Book Synopsis James K. Humphrey and the Sabbath-Day Adventists by : R. Clifford Jones

Book excerpt: In James K. Humphrey and the Sabbath-Day Adventists, R. Clifford Jones tells the story of this important black religious figure and his attempt to bring about self-determination for twentieth-century blacks in New York City. Humphrey was a Baptist minister who joined the Seventh-day Adventist (SDA) Church shortly after arriving in New York City from Jamaica at the turn of the twentieth century. A leader of uncommon competency and charisma, Humphrey functioned as an SDA minister in Harlem during the time the community became the black capital of the United States. Though he led his congregation to a position of prominence within the SDA denomination, Humphrey came to believe the black experience in Adventism was one of disenfranchisement.
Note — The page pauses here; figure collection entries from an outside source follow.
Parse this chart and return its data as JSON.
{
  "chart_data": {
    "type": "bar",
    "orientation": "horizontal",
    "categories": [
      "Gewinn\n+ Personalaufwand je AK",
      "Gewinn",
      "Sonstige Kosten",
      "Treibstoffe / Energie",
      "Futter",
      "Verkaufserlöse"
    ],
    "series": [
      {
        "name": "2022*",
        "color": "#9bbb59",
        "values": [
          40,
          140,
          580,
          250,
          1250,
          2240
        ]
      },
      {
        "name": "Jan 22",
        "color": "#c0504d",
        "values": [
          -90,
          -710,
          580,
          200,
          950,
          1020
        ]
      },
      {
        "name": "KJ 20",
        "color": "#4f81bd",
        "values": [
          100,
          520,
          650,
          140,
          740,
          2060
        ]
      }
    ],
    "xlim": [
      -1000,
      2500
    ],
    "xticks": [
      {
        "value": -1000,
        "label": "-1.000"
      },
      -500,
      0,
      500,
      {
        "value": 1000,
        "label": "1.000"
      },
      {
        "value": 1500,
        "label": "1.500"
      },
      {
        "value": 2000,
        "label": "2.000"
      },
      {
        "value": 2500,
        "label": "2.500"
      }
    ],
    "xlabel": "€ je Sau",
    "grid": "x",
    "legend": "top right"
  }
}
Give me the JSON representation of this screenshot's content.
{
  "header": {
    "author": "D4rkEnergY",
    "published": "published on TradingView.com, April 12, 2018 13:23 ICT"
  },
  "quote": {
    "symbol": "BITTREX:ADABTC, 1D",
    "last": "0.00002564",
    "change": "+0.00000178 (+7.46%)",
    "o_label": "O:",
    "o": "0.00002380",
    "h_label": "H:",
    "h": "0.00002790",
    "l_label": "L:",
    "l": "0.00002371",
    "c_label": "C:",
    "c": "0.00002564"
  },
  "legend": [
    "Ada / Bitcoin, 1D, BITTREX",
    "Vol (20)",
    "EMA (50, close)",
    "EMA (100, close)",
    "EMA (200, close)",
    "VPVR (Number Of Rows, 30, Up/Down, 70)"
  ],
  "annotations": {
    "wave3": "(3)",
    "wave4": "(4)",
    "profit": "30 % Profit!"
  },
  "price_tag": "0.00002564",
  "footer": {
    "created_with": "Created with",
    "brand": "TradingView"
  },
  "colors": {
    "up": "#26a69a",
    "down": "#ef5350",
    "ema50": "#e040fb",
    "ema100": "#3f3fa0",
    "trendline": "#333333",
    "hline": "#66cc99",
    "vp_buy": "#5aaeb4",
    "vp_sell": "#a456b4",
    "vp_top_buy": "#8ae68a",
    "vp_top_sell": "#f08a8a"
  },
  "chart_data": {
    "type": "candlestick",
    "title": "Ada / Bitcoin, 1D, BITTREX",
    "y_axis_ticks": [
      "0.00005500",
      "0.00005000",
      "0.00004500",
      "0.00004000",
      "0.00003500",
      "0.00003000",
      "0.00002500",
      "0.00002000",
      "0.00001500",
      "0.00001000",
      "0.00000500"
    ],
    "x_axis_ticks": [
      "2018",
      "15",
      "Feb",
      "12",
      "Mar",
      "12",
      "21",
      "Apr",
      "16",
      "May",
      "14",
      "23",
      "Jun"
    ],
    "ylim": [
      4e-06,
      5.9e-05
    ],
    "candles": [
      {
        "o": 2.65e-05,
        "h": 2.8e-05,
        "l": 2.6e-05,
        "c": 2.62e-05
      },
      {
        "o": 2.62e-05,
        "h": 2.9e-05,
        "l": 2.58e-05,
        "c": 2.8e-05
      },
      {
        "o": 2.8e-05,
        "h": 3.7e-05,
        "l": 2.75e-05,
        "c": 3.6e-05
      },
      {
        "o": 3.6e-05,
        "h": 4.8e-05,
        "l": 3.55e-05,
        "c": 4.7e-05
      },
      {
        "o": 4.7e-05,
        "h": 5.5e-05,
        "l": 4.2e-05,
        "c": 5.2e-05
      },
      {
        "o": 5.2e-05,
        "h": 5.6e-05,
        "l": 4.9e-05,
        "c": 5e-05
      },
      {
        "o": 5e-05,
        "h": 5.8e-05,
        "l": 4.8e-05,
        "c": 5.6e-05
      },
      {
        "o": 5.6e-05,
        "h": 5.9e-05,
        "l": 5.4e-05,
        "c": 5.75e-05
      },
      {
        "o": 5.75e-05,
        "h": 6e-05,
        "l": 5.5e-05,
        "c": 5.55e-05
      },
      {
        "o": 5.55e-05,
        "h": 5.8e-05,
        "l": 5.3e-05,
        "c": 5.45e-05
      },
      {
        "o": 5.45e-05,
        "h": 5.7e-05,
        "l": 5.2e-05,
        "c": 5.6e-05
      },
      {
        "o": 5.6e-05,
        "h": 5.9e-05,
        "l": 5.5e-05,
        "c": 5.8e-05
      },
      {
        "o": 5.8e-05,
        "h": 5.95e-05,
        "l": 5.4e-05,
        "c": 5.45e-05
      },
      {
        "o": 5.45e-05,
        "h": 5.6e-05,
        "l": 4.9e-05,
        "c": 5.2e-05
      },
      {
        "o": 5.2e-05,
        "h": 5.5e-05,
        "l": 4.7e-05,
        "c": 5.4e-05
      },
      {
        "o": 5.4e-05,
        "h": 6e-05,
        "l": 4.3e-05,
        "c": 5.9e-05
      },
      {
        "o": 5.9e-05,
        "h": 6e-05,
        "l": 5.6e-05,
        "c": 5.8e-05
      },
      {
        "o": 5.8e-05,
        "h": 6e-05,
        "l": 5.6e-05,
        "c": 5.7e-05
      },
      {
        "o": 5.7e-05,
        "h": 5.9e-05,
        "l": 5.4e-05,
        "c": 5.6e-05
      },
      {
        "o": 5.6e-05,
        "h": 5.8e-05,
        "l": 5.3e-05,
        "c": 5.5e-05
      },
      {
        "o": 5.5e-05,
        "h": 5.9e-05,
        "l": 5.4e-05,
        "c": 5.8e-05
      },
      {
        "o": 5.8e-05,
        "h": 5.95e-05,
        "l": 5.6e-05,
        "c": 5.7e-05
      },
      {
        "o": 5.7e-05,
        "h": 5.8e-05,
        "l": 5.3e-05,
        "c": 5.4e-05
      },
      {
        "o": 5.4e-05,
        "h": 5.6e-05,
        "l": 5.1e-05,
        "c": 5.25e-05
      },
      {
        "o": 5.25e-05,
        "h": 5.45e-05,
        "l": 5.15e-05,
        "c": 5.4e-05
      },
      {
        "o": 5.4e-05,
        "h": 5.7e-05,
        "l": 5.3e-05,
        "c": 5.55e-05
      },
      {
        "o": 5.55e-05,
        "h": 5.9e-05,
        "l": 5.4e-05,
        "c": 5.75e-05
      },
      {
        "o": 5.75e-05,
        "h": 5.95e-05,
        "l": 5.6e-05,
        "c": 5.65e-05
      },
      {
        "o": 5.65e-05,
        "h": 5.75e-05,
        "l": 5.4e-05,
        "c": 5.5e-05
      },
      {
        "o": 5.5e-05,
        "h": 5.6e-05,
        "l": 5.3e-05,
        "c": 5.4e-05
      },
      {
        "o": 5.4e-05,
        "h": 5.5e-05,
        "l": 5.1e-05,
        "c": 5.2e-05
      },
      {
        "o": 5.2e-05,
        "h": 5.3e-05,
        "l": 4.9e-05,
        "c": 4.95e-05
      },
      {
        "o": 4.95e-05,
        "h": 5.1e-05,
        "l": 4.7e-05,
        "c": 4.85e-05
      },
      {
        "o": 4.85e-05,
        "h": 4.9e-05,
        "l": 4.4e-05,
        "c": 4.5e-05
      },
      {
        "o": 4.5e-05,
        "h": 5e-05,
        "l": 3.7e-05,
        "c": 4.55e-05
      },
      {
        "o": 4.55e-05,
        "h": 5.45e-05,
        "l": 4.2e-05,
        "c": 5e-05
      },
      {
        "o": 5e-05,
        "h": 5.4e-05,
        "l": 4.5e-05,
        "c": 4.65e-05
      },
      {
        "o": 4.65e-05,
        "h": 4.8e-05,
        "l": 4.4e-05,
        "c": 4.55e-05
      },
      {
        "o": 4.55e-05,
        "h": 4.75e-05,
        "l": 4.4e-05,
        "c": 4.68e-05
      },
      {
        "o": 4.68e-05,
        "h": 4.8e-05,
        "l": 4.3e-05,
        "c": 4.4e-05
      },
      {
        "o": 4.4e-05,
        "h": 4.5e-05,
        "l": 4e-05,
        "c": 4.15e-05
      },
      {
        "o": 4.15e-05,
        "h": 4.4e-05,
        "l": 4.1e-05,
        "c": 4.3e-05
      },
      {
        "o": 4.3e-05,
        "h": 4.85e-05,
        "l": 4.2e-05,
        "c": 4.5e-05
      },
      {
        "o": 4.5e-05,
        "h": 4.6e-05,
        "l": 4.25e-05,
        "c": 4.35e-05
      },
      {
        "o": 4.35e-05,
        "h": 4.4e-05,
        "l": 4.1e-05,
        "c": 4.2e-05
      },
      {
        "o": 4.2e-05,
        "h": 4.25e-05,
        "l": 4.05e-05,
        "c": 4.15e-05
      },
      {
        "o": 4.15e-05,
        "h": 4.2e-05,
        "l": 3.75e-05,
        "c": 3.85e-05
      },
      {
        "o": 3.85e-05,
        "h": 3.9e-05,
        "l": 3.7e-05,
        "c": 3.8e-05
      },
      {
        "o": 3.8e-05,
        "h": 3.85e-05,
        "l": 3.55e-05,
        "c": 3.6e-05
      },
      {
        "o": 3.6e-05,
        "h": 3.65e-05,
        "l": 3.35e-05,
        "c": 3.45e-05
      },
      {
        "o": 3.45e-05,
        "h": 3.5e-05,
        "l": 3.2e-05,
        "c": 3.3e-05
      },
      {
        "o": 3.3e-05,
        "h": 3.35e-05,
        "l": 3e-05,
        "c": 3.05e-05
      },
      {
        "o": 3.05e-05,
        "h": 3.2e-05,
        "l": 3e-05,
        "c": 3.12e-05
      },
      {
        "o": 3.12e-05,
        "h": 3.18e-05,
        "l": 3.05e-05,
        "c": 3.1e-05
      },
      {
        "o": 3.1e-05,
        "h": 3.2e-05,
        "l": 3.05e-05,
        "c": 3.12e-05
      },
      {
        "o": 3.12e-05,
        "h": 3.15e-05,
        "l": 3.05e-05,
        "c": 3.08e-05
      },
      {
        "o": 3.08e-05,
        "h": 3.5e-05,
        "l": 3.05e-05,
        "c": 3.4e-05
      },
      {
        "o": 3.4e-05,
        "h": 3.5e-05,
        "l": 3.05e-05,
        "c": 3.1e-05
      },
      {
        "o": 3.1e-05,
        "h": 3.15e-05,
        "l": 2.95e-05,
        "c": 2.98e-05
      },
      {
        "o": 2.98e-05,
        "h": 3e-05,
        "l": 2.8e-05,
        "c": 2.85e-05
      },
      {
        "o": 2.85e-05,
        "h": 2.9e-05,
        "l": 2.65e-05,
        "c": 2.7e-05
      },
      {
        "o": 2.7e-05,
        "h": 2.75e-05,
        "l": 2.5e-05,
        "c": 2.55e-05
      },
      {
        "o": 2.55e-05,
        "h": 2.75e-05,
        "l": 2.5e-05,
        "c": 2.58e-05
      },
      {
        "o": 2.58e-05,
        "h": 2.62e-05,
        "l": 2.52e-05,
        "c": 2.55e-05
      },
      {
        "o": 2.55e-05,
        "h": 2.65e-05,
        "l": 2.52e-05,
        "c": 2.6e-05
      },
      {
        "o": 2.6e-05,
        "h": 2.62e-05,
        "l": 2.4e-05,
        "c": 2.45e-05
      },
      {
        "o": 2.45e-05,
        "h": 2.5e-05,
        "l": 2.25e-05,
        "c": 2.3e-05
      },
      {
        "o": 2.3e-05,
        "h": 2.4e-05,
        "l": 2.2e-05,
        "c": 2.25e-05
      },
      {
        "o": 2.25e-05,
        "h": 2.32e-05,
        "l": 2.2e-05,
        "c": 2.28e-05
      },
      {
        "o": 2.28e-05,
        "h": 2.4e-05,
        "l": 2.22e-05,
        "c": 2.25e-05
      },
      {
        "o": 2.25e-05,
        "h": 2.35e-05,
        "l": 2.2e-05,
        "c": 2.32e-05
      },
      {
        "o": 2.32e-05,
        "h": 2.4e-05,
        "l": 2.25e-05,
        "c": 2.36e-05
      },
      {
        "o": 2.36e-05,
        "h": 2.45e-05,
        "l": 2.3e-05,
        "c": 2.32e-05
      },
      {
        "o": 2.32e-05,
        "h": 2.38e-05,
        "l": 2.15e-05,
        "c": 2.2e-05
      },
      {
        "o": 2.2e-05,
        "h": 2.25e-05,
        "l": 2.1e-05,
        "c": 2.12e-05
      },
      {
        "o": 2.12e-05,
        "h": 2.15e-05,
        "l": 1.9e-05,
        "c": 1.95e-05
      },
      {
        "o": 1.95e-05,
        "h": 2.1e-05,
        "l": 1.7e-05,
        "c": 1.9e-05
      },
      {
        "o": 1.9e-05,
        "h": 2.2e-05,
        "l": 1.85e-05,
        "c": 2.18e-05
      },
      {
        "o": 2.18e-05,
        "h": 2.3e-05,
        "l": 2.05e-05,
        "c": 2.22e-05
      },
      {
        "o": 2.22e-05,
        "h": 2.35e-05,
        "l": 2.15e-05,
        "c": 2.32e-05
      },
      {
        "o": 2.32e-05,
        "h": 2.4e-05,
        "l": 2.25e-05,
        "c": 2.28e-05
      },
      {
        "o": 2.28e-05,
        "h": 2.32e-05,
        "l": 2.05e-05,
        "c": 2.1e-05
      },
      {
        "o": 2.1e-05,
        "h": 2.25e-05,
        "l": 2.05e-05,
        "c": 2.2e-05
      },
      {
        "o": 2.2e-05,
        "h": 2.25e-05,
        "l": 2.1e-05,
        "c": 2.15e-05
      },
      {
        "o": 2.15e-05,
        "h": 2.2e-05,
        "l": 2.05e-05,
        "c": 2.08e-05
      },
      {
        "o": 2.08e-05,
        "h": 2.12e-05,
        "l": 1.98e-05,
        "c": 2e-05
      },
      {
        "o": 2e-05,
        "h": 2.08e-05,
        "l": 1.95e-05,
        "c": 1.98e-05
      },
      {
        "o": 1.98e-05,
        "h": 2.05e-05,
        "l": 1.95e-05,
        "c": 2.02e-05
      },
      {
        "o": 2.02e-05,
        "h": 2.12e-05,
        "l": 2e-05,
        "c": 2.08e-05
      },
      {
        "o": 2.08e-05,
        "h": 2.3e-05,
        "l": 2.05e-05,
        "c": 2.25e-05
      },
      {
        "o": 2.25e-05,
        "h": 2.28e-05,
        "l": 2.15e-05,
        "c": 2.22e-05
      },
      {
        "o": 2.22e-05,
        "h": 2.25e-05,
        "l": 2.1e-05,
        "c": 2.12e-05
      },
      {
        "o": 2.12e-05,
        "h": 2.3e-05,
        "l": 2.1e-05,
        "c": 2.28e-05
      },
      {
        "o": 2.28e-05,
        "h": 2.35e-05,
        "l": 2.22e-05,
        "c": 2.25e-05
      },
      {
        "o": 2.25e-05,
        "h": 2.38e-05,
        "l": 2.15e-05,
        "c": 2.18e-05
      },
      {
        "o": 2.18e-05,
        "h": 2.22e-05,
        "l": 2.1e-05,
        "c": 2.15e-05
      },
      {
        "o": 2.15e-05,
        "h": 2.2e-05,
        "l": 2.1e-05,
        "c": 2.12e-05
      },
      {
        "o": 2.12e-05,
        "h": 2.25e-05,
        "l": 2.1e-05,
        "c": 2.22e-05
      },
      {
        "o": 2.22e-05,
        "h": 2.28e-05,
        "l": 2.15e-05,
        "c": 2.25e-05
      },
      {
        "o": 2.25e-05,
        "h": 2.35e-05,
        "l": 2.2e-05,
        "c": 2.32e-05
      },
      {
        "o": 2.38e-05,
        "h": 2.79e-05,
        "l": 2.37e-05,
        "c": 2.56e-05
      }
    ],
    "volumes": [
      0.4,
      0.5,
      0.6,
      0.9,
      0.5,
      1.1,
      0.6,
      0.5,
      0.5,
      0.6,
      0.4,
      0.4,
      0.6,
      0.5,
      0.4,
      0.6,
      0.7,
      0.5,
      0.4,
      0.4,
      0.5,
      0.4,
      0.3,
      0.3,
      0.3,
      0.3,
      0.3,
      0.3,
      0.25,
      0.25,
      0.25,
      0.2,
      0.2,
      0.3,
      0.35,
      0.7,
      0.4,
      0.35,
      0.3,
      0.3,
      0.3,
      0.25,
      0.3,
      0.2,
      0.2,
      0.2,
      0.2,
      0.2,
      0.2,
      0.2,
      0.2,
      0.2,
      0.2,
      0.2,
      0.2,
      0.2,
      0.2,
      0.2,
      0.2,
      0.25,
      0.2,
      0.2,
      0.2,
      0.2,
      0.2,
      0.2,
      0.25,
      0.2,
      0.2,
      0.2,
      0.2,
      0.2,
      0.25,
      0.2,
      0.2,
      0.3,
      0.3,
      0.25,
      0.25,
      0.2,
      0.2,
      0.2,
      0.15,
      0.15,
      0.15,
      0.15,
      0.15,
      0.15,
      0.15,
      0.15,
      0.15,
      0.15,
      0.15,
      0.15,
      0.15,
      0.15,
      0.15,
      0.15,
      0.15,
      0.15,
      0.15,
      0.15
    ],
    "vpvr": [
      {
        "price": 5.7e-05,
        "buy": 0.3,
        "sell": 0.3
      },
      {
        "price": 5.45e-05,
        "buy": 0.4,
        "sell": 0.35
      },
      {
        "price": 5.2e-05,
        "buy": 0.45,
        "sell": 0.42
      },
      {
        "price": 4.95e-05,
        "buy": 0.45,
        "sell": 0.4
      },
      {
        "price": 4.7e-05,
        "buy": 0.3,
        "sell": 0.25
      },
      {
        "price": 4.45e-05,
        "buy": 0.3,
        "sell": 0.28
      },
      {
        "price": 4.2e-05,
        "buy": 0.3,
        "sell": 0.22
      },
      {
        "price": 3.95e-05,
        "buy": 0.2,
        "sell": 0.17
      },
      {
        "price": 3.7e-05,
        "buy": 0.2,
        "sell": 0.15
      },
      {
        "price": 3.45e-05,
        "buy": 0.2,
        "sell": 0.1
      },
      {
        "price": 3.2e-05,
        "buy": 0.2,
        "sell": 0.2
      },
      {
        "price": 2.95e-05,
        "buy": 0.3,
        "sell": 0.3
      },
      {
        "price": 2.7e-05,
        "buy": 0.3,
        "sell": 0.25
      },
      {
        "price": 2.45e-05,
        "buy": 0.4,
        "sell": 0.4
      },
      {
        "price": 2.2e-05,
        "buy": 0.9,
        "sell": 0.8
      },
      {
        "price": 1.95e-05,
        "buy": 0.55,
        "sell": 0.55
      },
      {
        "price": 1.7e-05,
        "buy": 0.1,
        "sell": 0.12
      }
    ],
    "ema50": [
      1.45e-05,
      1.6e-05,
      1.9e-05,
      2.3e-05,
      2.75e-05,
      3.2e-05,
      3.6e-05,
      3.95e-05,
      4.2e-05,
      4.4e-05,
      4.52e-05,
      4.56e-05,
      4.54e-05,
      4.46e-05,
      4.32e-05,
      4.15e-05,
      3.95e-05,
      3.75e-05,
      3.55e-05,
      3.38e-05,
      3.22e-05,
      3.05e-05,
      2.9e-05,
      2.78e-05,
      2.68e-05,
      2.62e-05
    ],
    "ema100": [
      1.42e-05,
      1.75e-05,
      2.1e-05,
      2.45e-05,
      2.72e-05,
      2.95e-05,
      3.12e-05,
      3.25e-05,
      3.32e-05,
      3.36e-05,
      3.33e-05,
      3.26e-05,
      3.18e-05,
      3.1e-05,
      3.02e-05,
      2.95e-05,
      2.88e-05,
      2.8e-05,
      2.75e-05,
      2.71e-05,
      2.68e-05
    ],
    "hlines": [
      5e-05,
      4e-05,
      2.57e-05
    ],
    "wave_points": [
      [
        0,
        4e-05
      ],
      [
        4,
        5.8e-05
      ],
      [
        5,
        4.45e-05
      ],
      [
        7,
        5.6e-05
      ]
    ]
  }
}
When he refused to alter his plans for a utopian community for blacks in the face of dissent from SDA church leaders, Humphrey's ministerial credentials were revoked and his congregation was dissolved. Subsequently, Humphrey established an independent black religious organization, the United Sabbath-Day Adventists. This book rescues the Sabbath-Day Adventists from obscurity. Humphrey's break with the Seventh-day Adventists provides clues to the state of black-white relationships in the denomination at the time. It set the stage for the creation of the separate administrative structure for blacks established by the SDA church in 1945. This history of a minister and his church demonstrates the struggles of small, independent, black congregations in the urban community during the twentieth century.